5: Synthetic dyes are not vegan due to continual animal testing.


I found this out after getting the one and only spray tan of my life. If you have a special occasion coming up and want a more natural glow, do an online search for "organic spray tans."


6: Petroleum dyes are in white liquids and foods, such as coffee creamer and marshmallows.


7: Medicines such as pain killers, fever reducers, and allergy treatments (Benadryl) may contain synthetic dyes.


Ask for dye-free versions of prescriptions from your doctor or pharmacist.


8: Products with the label "made with organic ingredients" may still contain synthetic dyes.


Buying 100% certified organic products are an easy way to avoid food coloring.

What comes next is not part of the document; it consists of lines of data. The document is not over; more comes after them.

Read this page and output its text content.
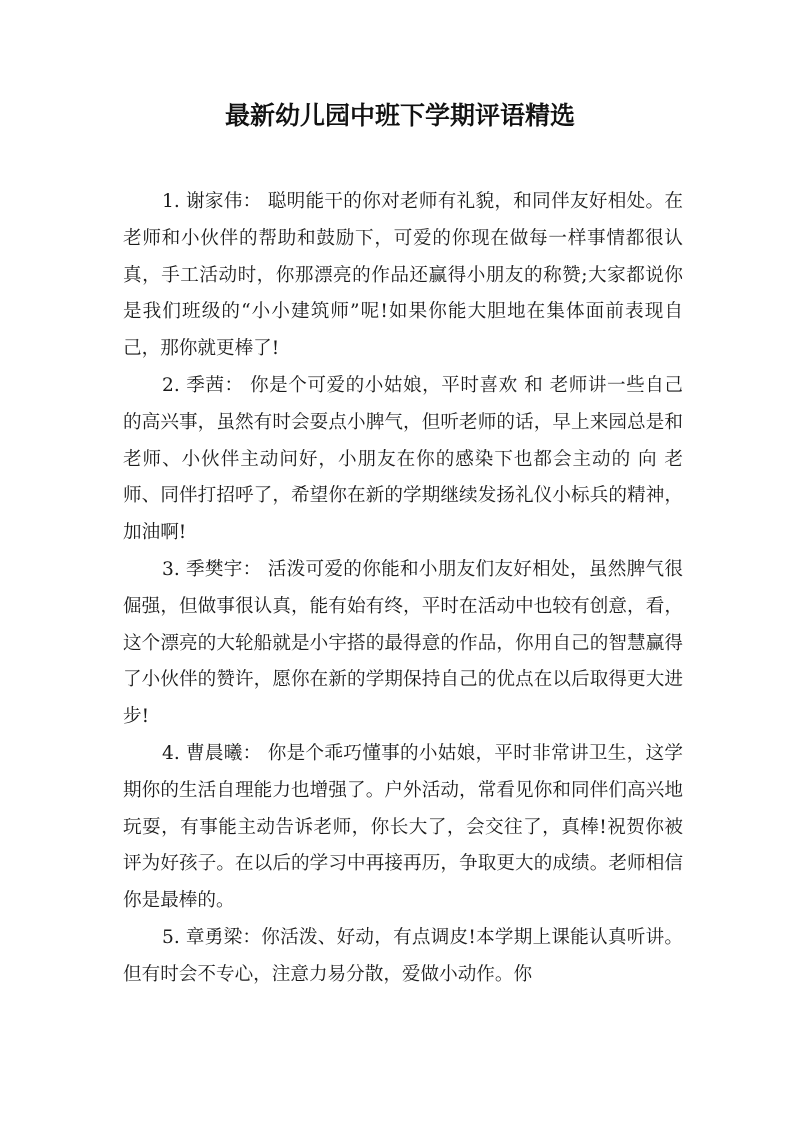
最新幼儿园中班下学期评语精选

1. 谢家伟： 聪明能干的你对老师有礼貌，和同伴友好相处。在老师和小伙伴的帮助和鼓励下，可爱的你现在做每一样事情都很认真，手工活动时，你那漂亮的作品还赢得小朋友的称赞;大家都说你是我们班级的“小小建筑师”呢!如果你能大胆地在集体面前表现自己，那你就更棒了!

2. 季茜： 你是个可爱的小姑娘，平时喜欢 和 老师讲一些自己的高兴事，虽然有时会耍点小脾气，但听老师的话，早上来园总是和 老师、小伙伴主动问好，小朋友在你的感染下也都会主动的 向 老师、同伴打招呼了，希望你在新的学期继续发扬礼仪小标兵的精神，加油啊!

3. 季樊宇： 活泼可爱的你能和小朋友们友好相处，虽然脾气很倔强，但做事很认真，能有始有终，平时在活动中也较有创意，看，这个漂亮的大轮船就是小宇搭的最得意的作品，你用自己的智慧赢得了小伙伴的赞许，愿你在新的学期保持自己的优点在以后取得更大进步!

4. 曹晨曦： 你是个乖巧懂事的小姑娘，平时非常讲卫生，这学期你的生活自理能力也增强了。户外活动，常看见你和同伴们高兴地玩耍，有事能主动告诉老师，你长大了，会交往了，真棒!祝贺你被评为好孩子。在以后的学习中再接再历，争取更大的成绩。老师相信你是最棒的。

5. 章勇梁：你活泼、好动，有点调皮!本学期上课能认真听讲。但有时会不专心，注意力易分散，爱做小动作。你
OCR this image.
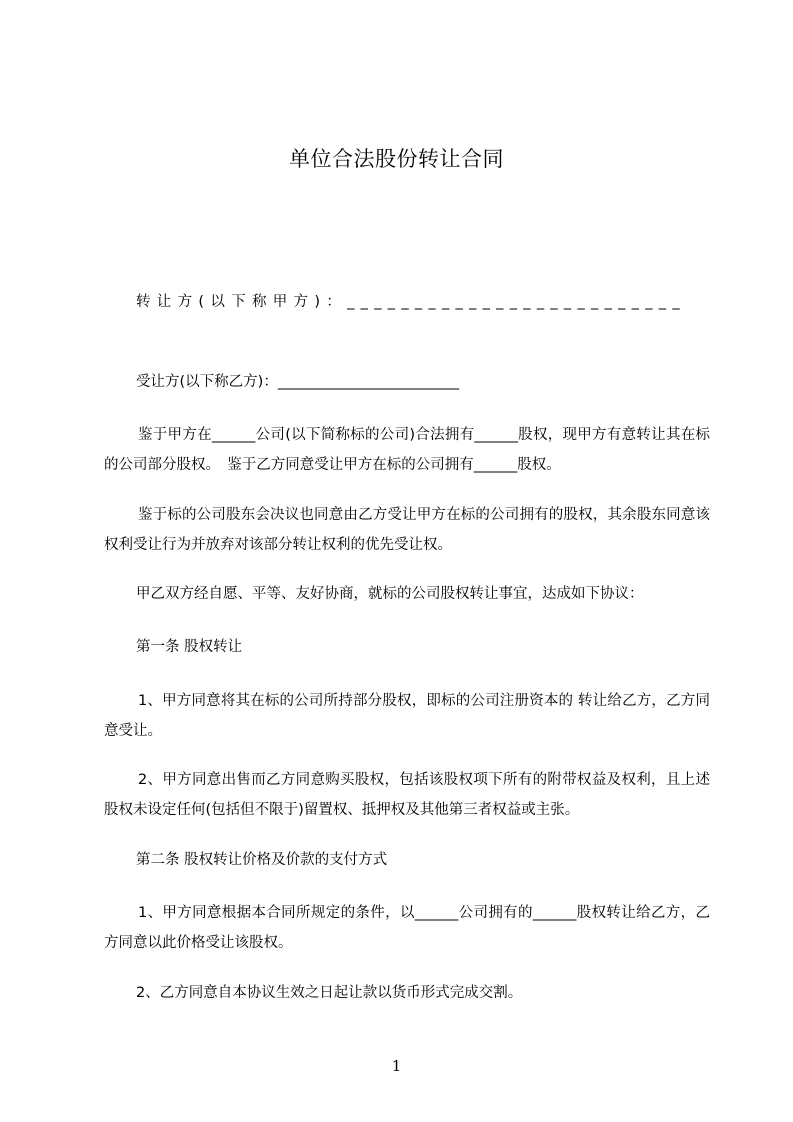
单位合法股份转让合同
转让方(以下称甲方)：_________________________
受让方(以下称乙方)：_________________________
鉴于甲方在______公司(以下简称标的公司)合法拥有______股权，现甲方有意转让其在标的公司部分股权。　鉴于乙方同意受让甲方在标的公司拥有______股权。
鉴于标的公司股东会决议也同意由乙方受让甲方在标的公司拥有的股权，其余股东同意该权利受让行为并放弃对该部分转让权利的优先受让权。
甲乙双方经自愿、平等、友好协商，就标的公司股权转让事宜，达成如下协议：
第一条 股权转让
1、甲方同意将其在标的公司所持部分股权，即标的公司注册资本的 转让给乙方，乙方同意受让。
2、甲方同意出售而乙方同意购买股权，包括该股权项下所有的附带权益及权利，且上述股权未设定任何(包括但不限于)留置权、抵押权及其他第三者权益或主张。
第二条 股权转让价格及价款的支付方式
1、甲方同意根据本合同所规定的条件，以______公司拥有的______股权转让给乙方，乙方同意以此价格受让该股权。
2、乙方同意自本协议生效之日起让款以货币形式完成交割。
1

9: "Caramel coloring" isn't natural.


It's sugar that has been highly processed with ammonia and sulfites. It has been shown to produce two carcinogenic chemicals in the body (related to lung, liver, and thyroid cancer, and leukemia). It's used in soda, tea, beer, liquor, baked goods, sauces and dips, dressings, gravies, and candy. I found it in NUMEROUS "healthy" products at two well-known "natural" grocery chains. 10: The largest American food manufacturers are already selling dye-free versions of their popular products in other countries. Yes, they do have the means to change their production methods ... it's just cheaper to use chemicals. And our government hasn't been as proactive in encouraging a switch.